Ne poussez pas, croyez-moi, plus loin l'extravagance.


LE MARQUIS.

Ne soyez pas plus long-temps cruelle à vous-même.


JULIE.

Finissons, de grâce.


LE MARQUIS.

Franchement, vous croyez donc ne me point aimer?


JULIE.

Je le crois, et rien n'est plus certain.


LE MARQUIS.

Je vous permets de me haïr toujours de même.


JULIE.

Je ne puis plus soutenir un pareil entretien.


LE MARQUIS.

Un coeur qui ne sent point son mal est dangereusement atteint.


JULIE, à part.

La fatuité est un ridicule bien insupportable.


LE MARQUIS, à part.

Cette fille prend plaisir à se donner la torture.




SCENE XI.


ARISTE, ORGON, JULIE, LE MARQUIS.


ORGON, à Ariste, au fond du théâtre.

Ce que vous me dites là me faut un grand plaisir.... (Montrant
Julie et le marquis.) Les voilà, ces pauvres enfants! Que
l'on passe d'heureux moments à cet âge!


ARISTE.

Je ne perds point de temps, comme vous voyez: mon
empressement vous prouve combien je suis sensible à cet
honneur.


ORGON.

Je suis d'avis que l'on dresse le contrat aujourd'hui. L'idée
d'une noce me ragaillardit; et quoique la mode des violons
soit passée, il faut en avoir et suivre la manière
bourgeoise... (S'apercevant du trouble où sont Julie et le
marquis.) Mais, il me semble que nos amants se boudent.... (Au
marquis, en s'approchant.) Qu'as-tu donc, Valère? te voilà
tout rêveur.


LE MARQUIS.

Une bagatelle, mon oncle.


ARISTE, à Julie, en s'approchant aussi.

Et vous, Julie, quel est le trouble où je vous vois?


JULIE.

Vous êtres dans l'erreur à mon égard.
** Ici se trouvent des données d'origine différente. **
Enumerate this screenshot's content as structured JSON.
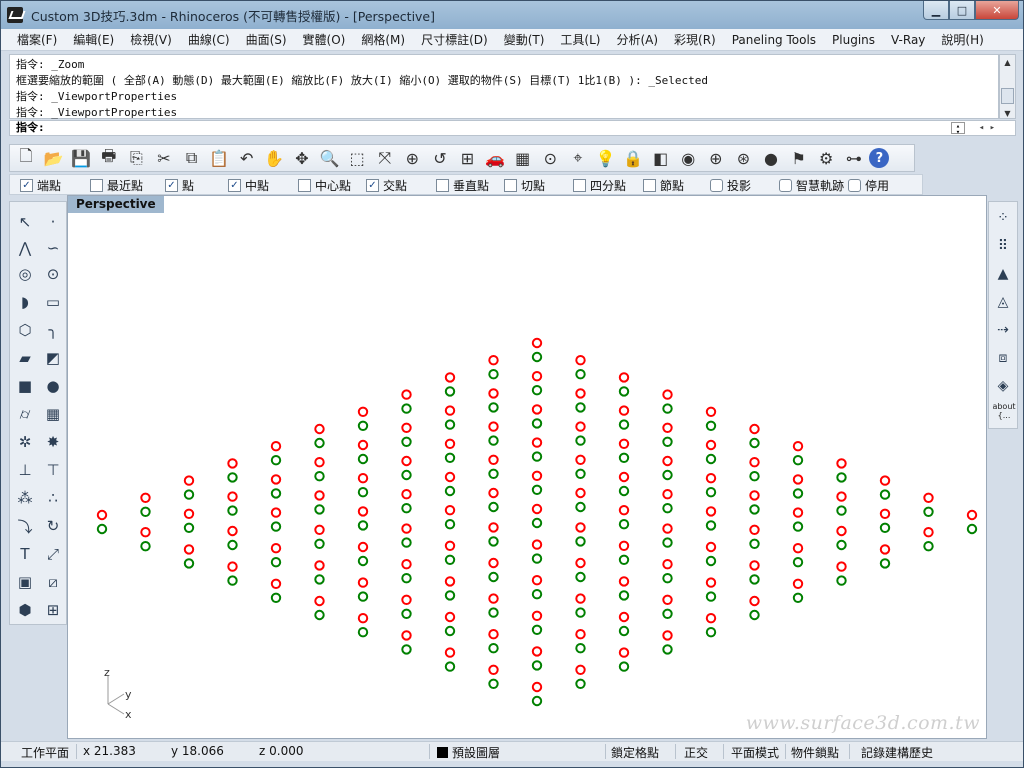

Je vous y ai laissé,
parce que je n'ai point cru que les conséquences en seroient
si promptes, ni si sérieuses: mais je me trouve forcée de
vous dire que vous ne m'avez point entendue.


ARISTE.

Comment?


ORGON.

Qu'est-ce que cela veut dire?


LE MARQUIS, à Julie.

Il n'est pas mal de le prendre sur ce ton! et c'est bien à
vous à vous plaindre vraiment.... (A Ariste et Orgon.) Il est
bon que vous sachiez que nous avons eu quelque altercation
ensemble. Mademoiselle, sur un mot, se révolte, et fait la
méchante.


ORGON.

Oh! n'est-ce que cela? Bon! bon! ce sont là de ces orages
qui mènent les amants au port.


ARISTE, à Julie.

Ne vous repentez point de vous être déclarée. Il ne faut
point, ma chère Julie, passer si promptement d'un sentiment à
un autre. Votre querelle est une querelle d'amitié.


LE MARQUIS.

Faites-lui un peu sa leçon, je vous prie, monsieur.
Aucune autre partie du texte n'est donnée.